Le scorte fatte quando il prezzo del barile è ai minimi sono la regola: petrolieri e compagnie aeree fanno ricadere sul consumatore gli aumenti di mercato pur avendo i magazzini strapieni. L’Italia è la più penalizzata
Su 342,26 euro per un volo andata e ritorno (a novembre) Milano-New York Delta Air Lines chiede 244 euro di «supplementi», scrive Leonard Berberi sul “Corriere della Sera”, pari al 71,2% del costo complessivo.
Ma non è una novità né un’eccezione: una delle voci di spesa più misteriose e contestate dei biglietti è tornata ad aumentare in modo sensibile. È quanto emerge da un’ analisi del Corriere della Sera su oltre cento combinazioni di volo andata e ritorno (nazionali, europei e intercontinentali) da Milano e Roma.
“Oggi rispetto a gennaio 2016 il «supplemento» è più alto in media del 27,9% per chi parte dagli scali milanesi e del 28,8% per chi decolla da Fiumicino. «Una risalita iniziata prima del previsto», confermano gli esperti del centro studi australiano Capa.
Il cherosene pesa per il 25-30% dei costi complessivi sostenuti dalle compagnie. Che per difendersi dalle fluttuazioni del prezzo del barile – tranne le low cost – hanno introdotto il «supplemento carburante» che oggi si fa chiamare «supplemento vettore» (che porta i codici YQ/YR).
Allo stesso tempo buona parte delle aviolinee ricorre al fuel hedging, un contratto in cui si pattuisce l’ acquisto di una quantità di carburante (anche il 90%) a un determinato prezzo che resta bloccato per la durata dell’ accordo, in genere 12-18 mesi.

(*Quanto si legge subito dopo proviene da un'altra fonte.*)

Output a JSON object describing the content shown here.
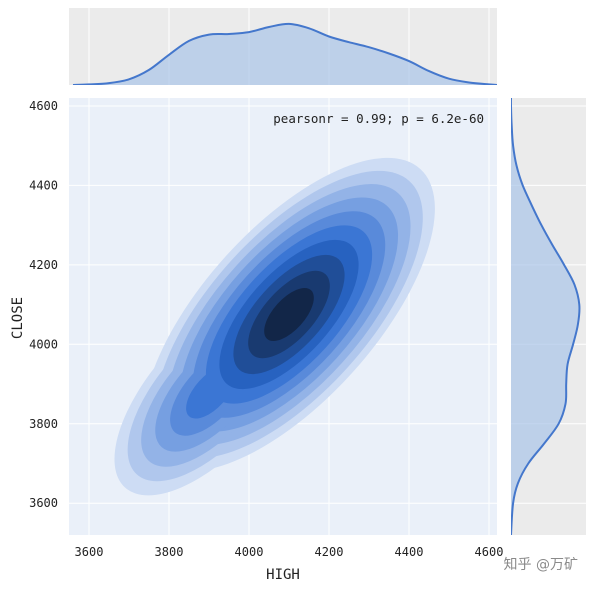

Da gennaio il petrolio è diventato più caro. Tanto da far dire a diversi amministratori delegati – riuniti lo scorso giugno a Sydney al convegno annuale della Iata – che questo avrebbe comportato biglietti più costosi. Peccato che il carburante utilizzato oggi è soprattutto quello acquistato un anno e mezzo fa quando era più conveniente del 40%.
Il risultato? Ad agosto 2018 rispetto al gennaio 2016 il supplemento è passato da una media di 188 a quasi 260 euro (+37,9%) nei voli Milano-New York-Milano, da 57 a 83,9 euro (+47,2%) dal capoluogo lombardo a Mosca e ritorno, da 30 a 63,5 euro (+111,7%) nei collegamenti con Londra.
In quest’ ultimo caso le particolarità non mancano: se il costo finale si somiglia, Vueling e British Airways non fanno pagare il supplemento, mentre Alitalia richiede 84,5 euro (che si riducono a 62,25 euro a ottobre). La stessa dinamica si verifica anche per chi prenota viaggi da Roma. E sono pochi i casi in cui questa voce cala.
L’ argomento è sensibile. Lo dimostra anche la scarsa – per non dire nulla – voglia delle compagnie di parlare con nome e cognome. Ma dietro garanzia di anonimato spiegano un po’ di cose.
«Quando il costo del petrolio variava di molto anche da un giorno all’ altro il supplemento aveva un senso», confermano al Corriere i manager di tre vettori che si piazzano tra i primi 20, a livello mondiale, per passeggeri trasportati e ricavi. «Oggi quel “tesoretto” viene utilizzato anche per altri scopi».
Non solo. Perché una società può avere anche acquistato grossi quantitativi di cherosene a cifre convenienti, «ma siccome tutti guardano le voci di costo dei biglietti degli altri basta che un rivale alzi il supplemento carburante che gli altri seguono a ruota».
Dove questo aspetto è regolato – come in Giappone – il costo è identico e le compagnie locali sono obbligate a pubblicare le variazioni: per chi prenota fino a oggi, per esempio, il supplemento per tratta va da un minimo di 3,85 euro (dentro il Giappone, Corea del Sud) a un massimo di 80,79 euro (verso l’ Europa, il Nord America, il Medio Oriente e l’ Oceania).
Ci sarebbero poi da approfondire i voli nazionali. Nel confronto con gli altri l’ Italia risulta la più penalizzata: se da noi il supplemento raggiunge anche i 106 euro, in Germania non supera i 26 euro, in Francia i 22 euro, in Portogallo i 16 euro. Che si azzerano in Spagna, Regno Unito e Stati Uniti”.